Brain
glycogen could be considered as an energy store for neuronal activity, with high relevance in
epilepsies. We selected two lines of mice based upon their latency to
methionine sulfoximine (MSO) dependent-
seizures: MSO-Fast and MSO-Slow, and their neurochemical characterization was attempted in order to look for the mechanisms of epileptogeny. We determined the MSO effect on brain
glycogen in the two selected lines and their eight parental strains, and on indolamines and
catecholamines. The increase in brain
glycogen content induced by MSO is significantly lower in MSO-Fast than in MSO-Slow. At the onset of
seizures the degradation of accumulated
glycogen was higher in MSO-Slow mice than in MSO-Fast ones. Moreover, a positive correlation was observed between the magnitude of latency toward MSO-induced
seizures and brain
glycogen content in the eight parental strains used for selection. A striking proportionality between the content of
glycogen and
5-hydroxytryptamine (5-HT) was observed in cerebral cortices of both selected lines.

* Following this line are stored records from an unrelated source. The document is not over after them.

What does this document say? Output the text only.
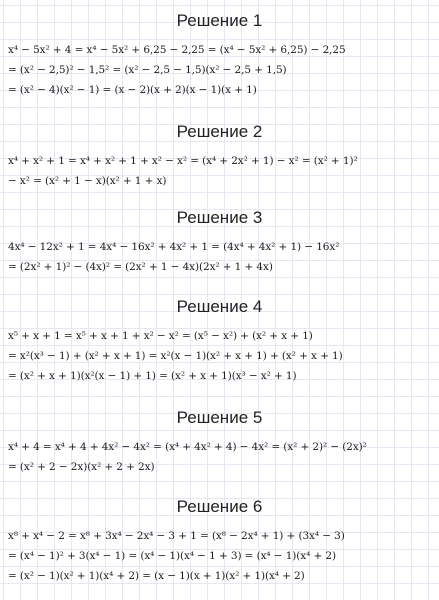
Решение 1
x⁴ − 5x² + 4 = x⁴ − 5x² + 6,25 − 2,25 = (x⁴ − 5x² + 6,25) − 2,25
= (x² − 2,5)² − 1,5² = (x² − 2,5 − 1,5)(x² − 2,5 + 1,5)
= (x² − 4)(x² − 1) = (x − 2)(x + 2)(x − 1)(x + 1)
Решение 2
x⁴ + x² + 1 = x⁴ + x² + 1 + x² − x² = (x⁴ + 2x² + 1) − x² = (x² + 1)²
− x² = (x² + 1 − x)(x² + 1 + x)
Решение 3
4x⁴ − 12x² + 1 = 4x⁴ − 16x² + 4x² + 1 = (4x⁴ + 4x² + 1) − 16x²
= (2x² + 1)² − (4x)² = (2x² + 1 − 4x)(2x² + 1 + 4x)
Решение 4
x⁵ + x + 1 = x⁵ + x + 1 + x² − x² = (x⁵ − x²) + (x² + x + 1)
= x²(x³ − 1) + (x² + x + 1) = x²(x − 1)(x² + x + 1) + (x² + x + 1)
= (x² + x + 1)(x²(x − 1) + 1) = (x² + x + 1)(x³ − x² + 1)
Решение 5
x⁴ + 4 = x⁴ + 4 + 4x² − 4x² = (x⁴ + 4x² + 4) − 4x² = (x² + 2)² − (2x)²
= (x² + 2 − 2x)(x² + 2 + 2x)
Решение 6
x⁸ + x⁴ − 2 = x⁸ + 3x⁴ − 2x⁴ − 3 + 1 = (x⁸ − 2x⁴ + 1) + (3x⁴ − 3)
= (x⁴ − 1)² + 3(x⁴ − 1) = (x⁴ − 1)(x⁴ − 1 + 3) = (x⁴ − 1)(x⁴ + 2)
= (x² − 1)(x² + 1)(x⁴ + 2) = (x − 1)(x + 1)(x² + 1)(x⁴ + 2)
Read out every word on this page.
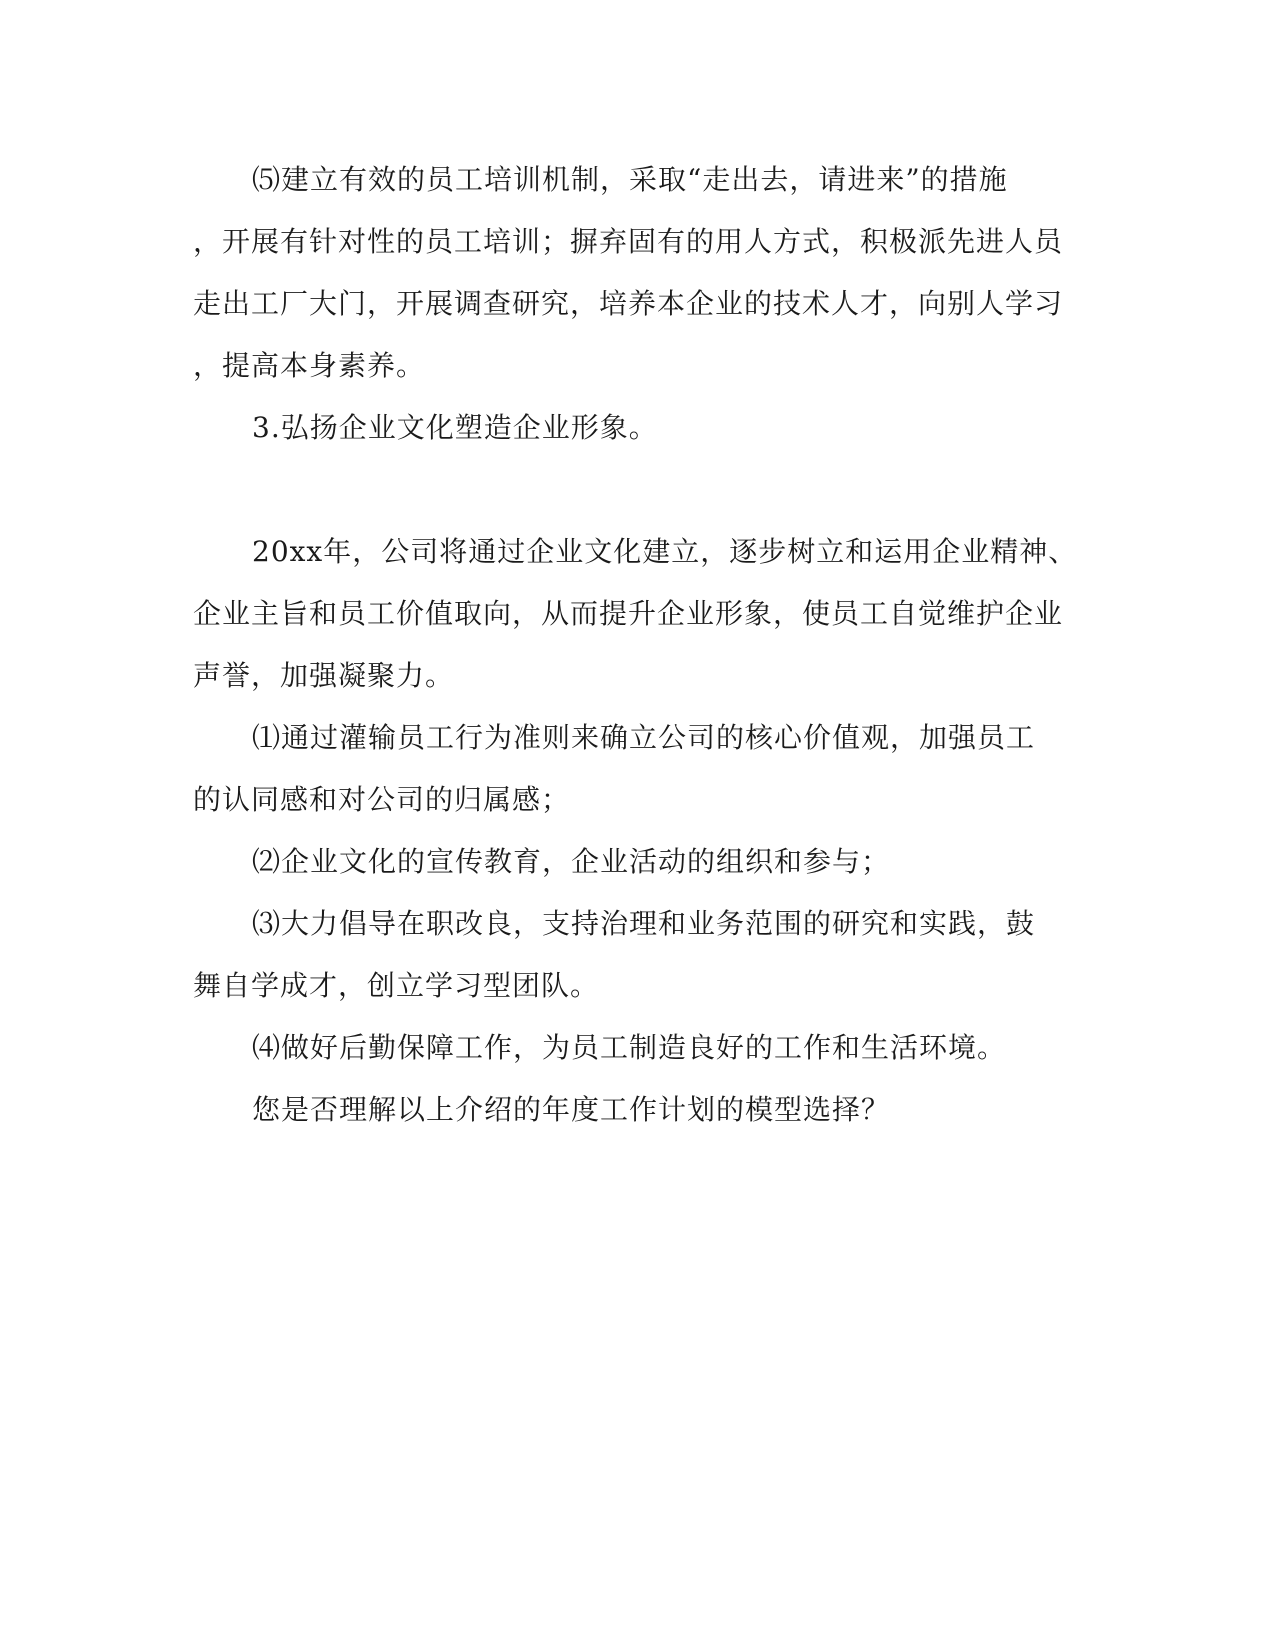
⑸建立有效的员工培训机制，采取“走出去，请进来”的措施
，开展有针对性的员工培训；摒弃固有的用人方式，积极派先进人员
走出工厂大门，开展调查研究，培养本企业的技术人才，向别人学习
，提高本身素养。
3.弘扬企业文化塑造企业形象。
20xx年，公司将通过企业文化建立，逐步树立和运用企业精神、
企业主旨和员工价值取向，从而提升企业形象，使员工自觉维护企业
声誉，加强凝聚力。
⑴通过灌输员工行为准则来确立公司的核心价值观，加强员工
的认同感和对公司的归属感；
⑵企业文化的宣传教育，企业活动的组织和参与；
⑶大力倡导在职改良，支持治理和业务范围的研究和实践，鼓
舞自学成才，创立学习型团队。
⑷做好后勤保障工作，为员工制造良好的工作和生活环境。
您是否理解以上介绍的年度工作计划的模型选择？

However, the cortical
5-HT level is higher in MSO-Fast than in MSO-Slow, and it is significantly decreased at the onset of
seizures in both lines. Brain
glycogen content is implicated in the developed model of mice with different latency to MSO-dependent
seizures: The higher the brain
glycogen content, the longer the latency; and
5-HT is involved in the control of latency to
seizures-induced by MSO in these two lines. Our model of MSO "sensitive" (MSO-Fast) and "resistant" (MSO-Slow) mice could lead to a better understanding of MSO mechanisms of epileptogenesis, and the relationship between epileptogenic and glycogenic MSO effects.